El rostro de Guacanagarí no mostró nada, pero ella sabía que estaba furioso. A Chipa no le importó: no le caía bien.
—Dile que le regalo mi sombrero —dijo Colón—, que nunca daría a ningún hombre más que a un gran rey.
Ella tradujo sus palabras al taino. Los ojos de Guacanagarí se abrieron desmesuradamente. Extendió una mano.

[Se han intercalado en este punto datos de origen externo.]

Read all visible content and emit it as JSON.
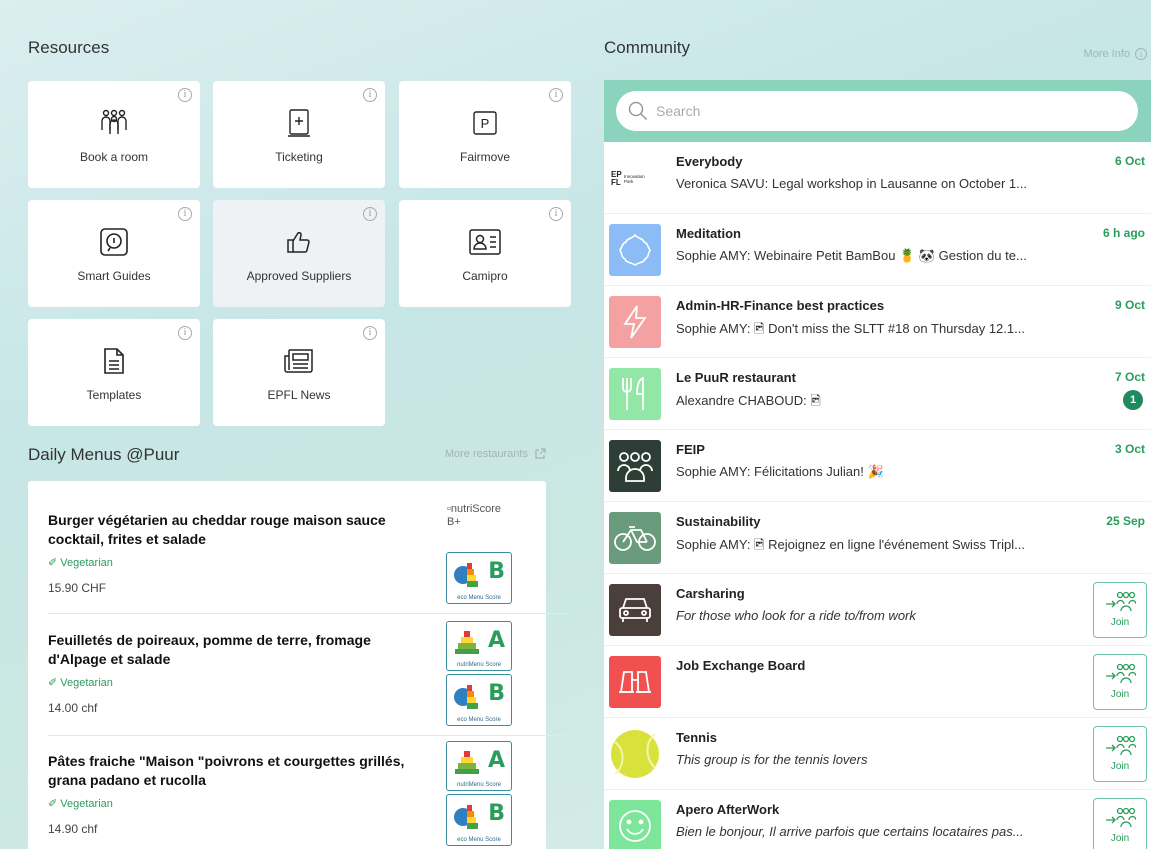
{
  "resources": {
    "title": "Resources",
    "tiles": [
      {
        "label": "Book a room",
        "icon": "people-group-icon"
      },
      {
        "label": "Ticketing",
        "icon": "ticket-plus-icon"
      },
      {
        "label": "Fairmove",
        "icon": "parking-icon"
      },
      {
        "label": "Smart Guides",
        "icon": "guide-info-icon"
      },
      {
        "label": "Approved Suppliers",
        "icon": "thumbs-up-icon"
      },
      {
        "label": "Camipro",
        "icon": "id-card-icon"
      },
      {
        "label": "Templates",
        "icon": "document-icon"
      },
      {
        "label": "EPFL News",
        "icon": "newspaper-icon"
      }
    ],
    "info_glyph": "i"
  },
  "menus": {
    "title": "Daily Menus @Puur",
    "more_link": "More restaurants",
    "items": [
      {
        "dish": "Burger végétarien au cheddar rouge maison sauce cocktail, frites et salade",
        "tag": "Vegetarian",
        "price": "15.90 CHF",
        "nutri_alt": "nutriScore B+",
        "eco": "B"
      },
      {
        "dish": "Feuilletés de poireaux, pomme de terre, fromage d'Alpage et salade",
        "tag": "Vegetarian",
        "price": "14.00 chf",
        "nutri": "A",
        "eco": "B"
      },
      {
        "dish": "Pâtes fraiche \"Maison \"poivrons et courgettes grillés, grana padano et rucolla",
        "tag": "Vegetarian",
        "price": "14.90 chf",
        "nutri": "A",
        "eco": "B"
      }
    ],
    "eco_caption": "eco Menu Score",
    "nutri_caption": "nutriMenu Score"
  },
  "community": {
    "title": "Community",
    "more_info": "More Info",
    "search_placeholder": "Search",
    "join_label": "Join",
    "groups": [
      {
        "name": "Everybody",
        "message": "Veronica SAVU: Legal workshop in Lausanne on October 1...",
        "date": "6 Oct",
        "avatar_text": "EPFL Innovation Park",
        "color": "#ffffff"
      },
      {
        "name": "Meditation",
        "message": "Sophie AMY: Webinaire Petit BamBou 🍍 🐼 Gestion du te...",
        "date": "6 h ago",
        "color": "#8bbcf5"
      },
      {
        "name": "Admin-HR-Finance best practices",
        "message": "Sophie AMY: 🖻 Don't miss the SLTT #18 on Thursday 12.1...",
        "date": "9 Oct",
        "color": "#f3a1a1"
      },
      {
        "name": "Le PuuR restaurant",
        "message": "Alexandre CHABOUD: 🖻",
        "date": "7 Oct",
        "badge": "1",
        "color": "#92e6a6"
      },
      {
        "name": "FEIP",
        "message": "Sophie AMY: Félicitations Julian! 🎉",
        "date": "3 Oct",
        "color": "#2c3e36"
      },
      {
        "name": "Sustainability",
        "message": "Sophie AMY: 🖻 Rejoignez en ligne l'événement Swiss Tripl...",
        "date": "25 Sep",
        "color": "#6a9b7d"
      },
      {
        "name": "Carsharing",
        "message": "For those who look for a ride to/from work",
        "color": "#4a3f3a",
        "join": true
      },
      {
        "name": "Job Exchange Board",
        "message": "",
        "color": "#f05050",
        "join": true
      },
      {
        "name": "Tennis",
        "message": "This group is for the tennis lovers",
        "color": "#d9e23a",
        "join": true
      },
      {
        "name": "Apero AfterWork",
        "message": "Bien le bonjour, Il arrive parfois que certains locataires pas...",
        "color": "#7ee69a",
        "join": true
      }
    ]
  }
}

Colón se quitó el sombrero de la cabeza y, en vez de ponerlo en la mano del cacique, lo colocó sobre su cabeza. Guacanagarí sonrió. Chipa pensó que parecía aún más estúpido que los hombres blancos, llevando un techo así en la cabeza. Pero observó que los otros tainos que rodeaban a Guacanagarí estaban impresionados. Era un buen intercambio. Un poderoso sombrero talismán a cambio de una problemática y desobediente muchacha de las montañas.
—Ponte en pie, niña —dijo Colón. Le tendió la mano para ayudarla a incorporarse. Sus dedos eran largos y suaves. Ella nunca había tocado una piel tan suave, excepto en los bebés. ¿Acaso Colón no trabajaba nunca?—. ¿Cómo te llamas?
—Chipa. Pero Ve-en-la-oscuridad dijo que me darías un nuevo nombre cuando me bautizaras.
—Un nuevo nombre —dijo Colón—. Una nueva vida.
Y entonces, en voz baja, de forma que sólo ella pudo oírla, añadió:
—Esa mujer que llamas Ve-en-la-Oscuridad... ¿puedes conducirme hasta ella?
—Sí —dijo Chipa. Entonces añadió algo que Ve-en-la-Oscuridad no había pretendido que dijera—: Ella me dijo una vez que había renunciado a su familia y al hombre que amaba para poder conoceros.